COMMUNICATION, Health Equity & Policy

An illustration in intense colors in a gloomy mood showing a collage of two mirrored cars, street signs and mathematical symbols. Anton Grabolle / Better Images of AI / Autonomous Driving / CC-BY 4.0
Image credit: Anton Grabolle/Better Images of AI/CC-BY 4.0
  • “…this is the first review zooming in on this particular issue by conducting a structured analysis of underlying ethical theories that could guide SDVs’ ethical decision-making. To this end, this article focuses on autonomous driving ethics literature and synthesizes its past publications to answer the following research questions: 1. What are the advantages and disadvantages of applying particular ethical theories to the decision-making of self-driving vehicles? 2. How can ethical theories be integrated into the ethical decision-making of self-driving vehicles?” In an article by Poszler and colleagues published in Technology in Society, the authors present a systematic review and synthesis on the application of ethical theory to the decision-making processes employed by self-driving vehicles.
  • “At university campuses, people who are subjected to surveillance ‘don’t have a lot of control over the technology and how it’s used’, says Jason Kelley, the activism director at the Electronic Frontier Foundation, a non-profit organization advocating for digital rights, based in San Francisco, California. ‘One of the issues we’ve seen … is that it often ends up being used for disciplinary purposes,’ he adds.” A Nature feature article by Anne Gulland and Fayth Tan explores pushback from students and faculty as cameras and sensors make their way into classroom settings.
  • “Our research is not motivated by any normative claim about rights for AI or ‘robots,’ whether based on the ontological properties of advanced AI or on the direct application of a social-relational model. It is about finding a way to apply what has essentially been human law to autonomous AI capable of performing many cognitive tasks that until recently only humans could—specifically when, having taken corporate form, an AI interacts with humans, businesses, and the legal system.” An policy forum article published this month in Science by Gervais and Nay suggests that the advent of autonomous or semiautonomous AI systems working in what had hitherto been exclusively human domains is ushering in a new legal era.
  • “The dominant business models for OA are volume based and reward scale, driving the biggest companies to get bigger, and smaller organizations to seek the shelter of a larger partner.

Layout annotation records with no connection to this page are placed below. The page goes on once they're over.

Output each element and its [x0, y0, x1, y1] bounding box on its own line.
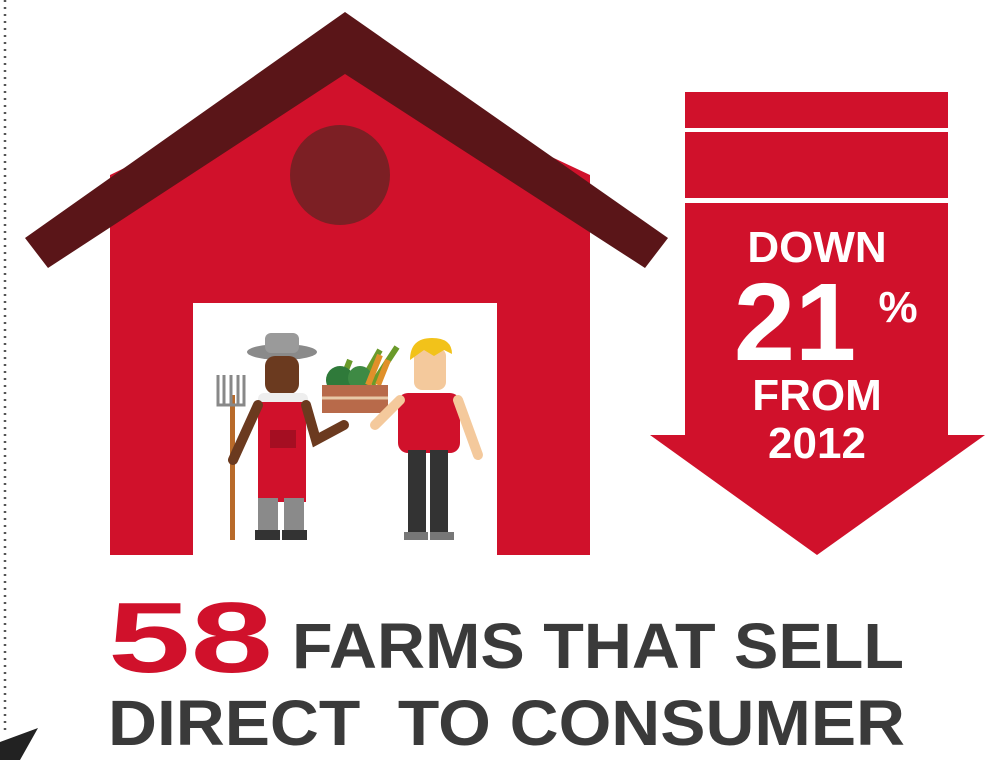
- stat-line2: DIRECT TO CONSUMER: [108, 687, 905, 759]
- change-year: 2012: [768, 419, 866, 468]
- down-arrow: [650, 92, 985, 555]
- barn-window: [290, 125, 390, 225]
- farmer: [216, 333, 349, 540]
- consumer: [370, 338, 483, 540]
- change-amount: 21: [734, 261, 856, 384]
- barn-roof: [25, 12, 668, 268]
- stat-number: 58: [108, 582, 273, 694]
- veggie-crate: [322, 345, 400, 413]
- change-unit: %: [878, 283, 917, 332]
- corner-arrow: [0, 728, 38, 760]
- change-direction: DOWN: [747, 223, 886, 272]
- change-from: FROM: [752, 371, 882, 420]
- stat-line1: FARMS THAT SELL: [292, 610, 904, 682]
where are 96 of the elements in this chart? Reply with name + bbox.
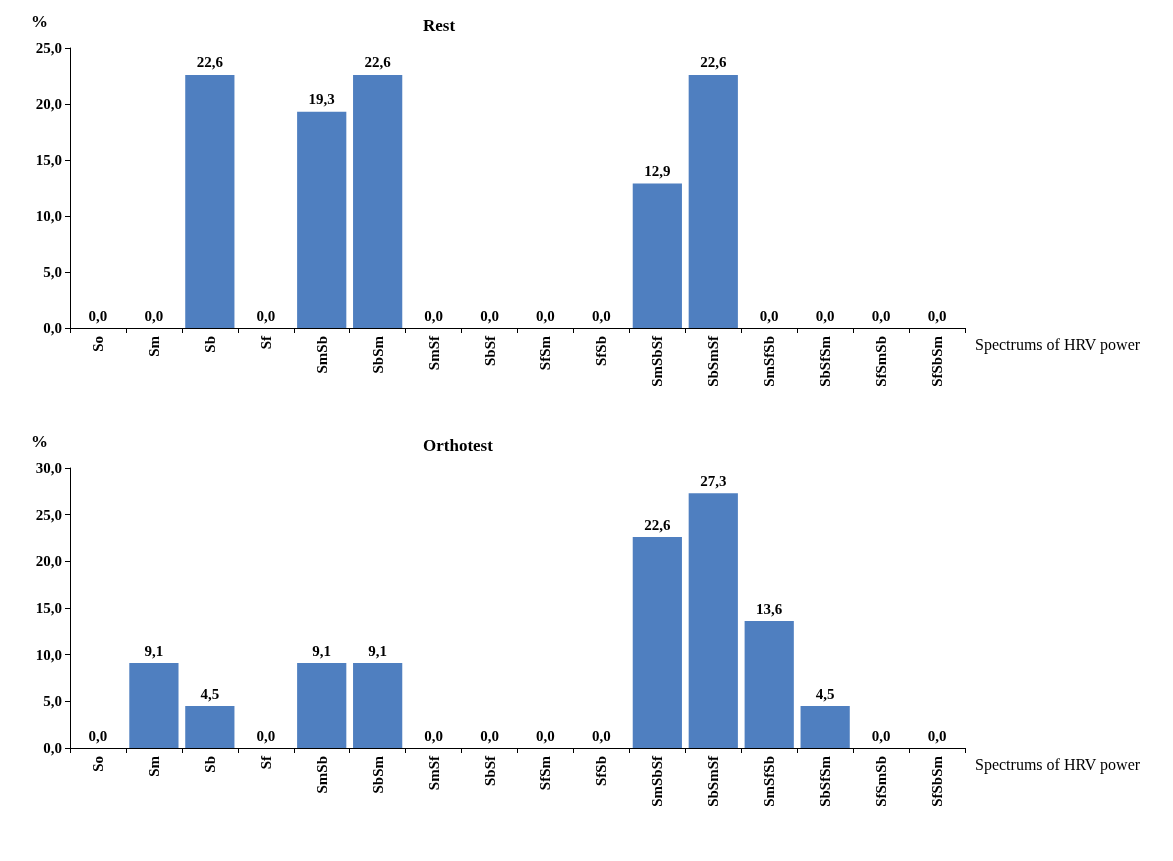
data-label: 0,0 [480,307,499,324]
data-label: 9,1 [144,642,164,659]
bar [632,183,682,328]
x-tick-label: SfSbSm [929,755,946,807]
x-tick-label: SbSm [369,335,386,374]
data-label: 9,1 [312,642,332,659]
bar [632,537,682,748]
x-tick-label: SfSmSb [873,336,890,387]
x-tick-label: SmSfSb [761,336,778,387]
data-label: 13,6 [756,600,783,617]
data-label: 0,0 [536,307,555,324]
x-tick-label: Sb [201,336,218,353]
data-label: 0,0 [256,307,276,324]
data-label: 4,5 [815,685,835,702]
x-tick-label: SfSm [537,335,554,371]
data-label: 0,0 [759,307,779,324]
chart-title: Rest [423,16,456,35]
x-tick-label: So [89,336,106,352]
x-axis-title: Spectrums of HRV power [975,755,1141,774]
x-tick-label: SfSb [593,756,610,787]
data-label: 0,0 [256,727,276,744]
data-label: 0,0 [424,727,443,744]
y-tick-label: 5,0 [43,264,62,280]
bar [185,706,235,748]
data-label: 0,0 [88,727,108,744]
x-tick-label: SbSm [369,755,386,794]
x-tick-label: SbSf [481,335,498,367]
data-label: 22,6 [644,516,671,533]
chart-title: Orthotest [423,436,494,455]
x-tick-label: SfSb [593,336,610,367]
data-label: 0,0 [592,307,611,324]
data-label: 22,6 [196,54,224,71]
y-axis-title: % [31,432,48,451]
y-tick-label: 10,0 [35,208,62,224]
y-tick-label: 0,0 [43,320,62,336]
y-tick-label: 10,0 [35,646,62,663]
bar [297,663,347,748]
y-axis-title: % [31,12,48,31]
x-tick-label: SmSf [425,335,442,371]
bar [185,74,235,328]
data-label: 12,9 [644,163,671,180]
x-tick-label: SbSf [481,755,498,787]
bar [353,74,403,328]
bar [297,111,347,328]
bar [688,493,738,748]
x-tick-label: SmSb [313,756,330,794]
x-tick-label: SmSb [313,336,330,374]
y-tick-label: 20,0 [35,96,62,112]
x-tick-label: SfSbSm [929,335,946,387]
x-tick-label: SbSmSf [705,335,722,387]
x-tick-label: SfSmSb [873,756,890,807]
data-label: 9,1 [368,642,388,659]
y-tick-label: 25,0 [35,506,62,523]
bar [744,621,794,748]
y-tick-label: 5,0 [43,693,62,710]
data-label: 0,0 [592,727,611,744]
data-label: 0,0 [871,307,891,324]
data-label: 0,0 [927,727,947,744]
x-tick-label: Sb [201,756,218,773]
data-label: 22,6 [700,54,727,71]
y-tick-label: 0,0 [43,740,62,756]
data-label: 0,0 [424,307,443,324]
x-tick-label: SmSbSf [649,335,666,387]
y-tick-label: 30,0 [35,460,62,476]
x-tick-label: Sf [257,755,274,770]
x-tick-label: SbSfSm [817,755,834,807]
x-tick-label: SbSfSm [817,335,834,387]
x-tick-label: So [89,756,106,772]
data-label: 0,0 [536,727,555,744]
bar [800,706,850,748]
y-tick-label: 20,0 [35,553,62,570]
data-label: 27,3 [700,472,727,489]
data-label: 0,0 [480,727,499,744]
y-tick-label: 15,0 [35,600,62,616]
data-label: 0,0 [88,307,108,324]
x-tick-label: Sm [145,335,162,357]
x-tick-label: SmSfSb [761,756,778,807]
bar [688,74,738,328]
x-axis-title: Spectrums of HRV power [975,335,1141,354]
y-tick-label: 25,0 [35,40,62,56]
data-label: 0,0 [871,727,891,744]
x-tick-label: Sf [257,335,274,350]
data-label: 4,5 [200,685,220,702]
data-label: 0,0 [927,307,947,324]
y-tick-label: 15,0 [35,152,62,168]
data-label: 0,0 [815,307,835,324]
x-tick-label: SmSbSf [649,755,666,807]
x-tick-label: SbSmSf [705,755,722,807]
data-label: 0,0 [144,307,164,324]
bar [129,663,179,748]
x-tick-label: Sm [145,755,162,777]
bar [353,663,403,748]
data-label: 22,6 [364,54,392,71]
x-tick-label: SfSm [537,755,554,791]
x-tick-label: SmSf [425,755,442,791]
data-label: 19,3 [308,91,335,108]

Publication volume is the essential measurement of success in an author-pays OA market. Transformative agreements (aka, the ‘Bigger Big Deal’) have become the preferred purchasing model for journals, again favoring scale, because the resource-intensiveness required to negotiate and administer such deals leads to the benefits accruing to large publishers with large numbers of journals for researchers and scholars to publish in.” At Scholarly Kitchen, David Crotty digs into the data to actually confirm whether impressions of increasing consolidation in scholarly publishing are actually true.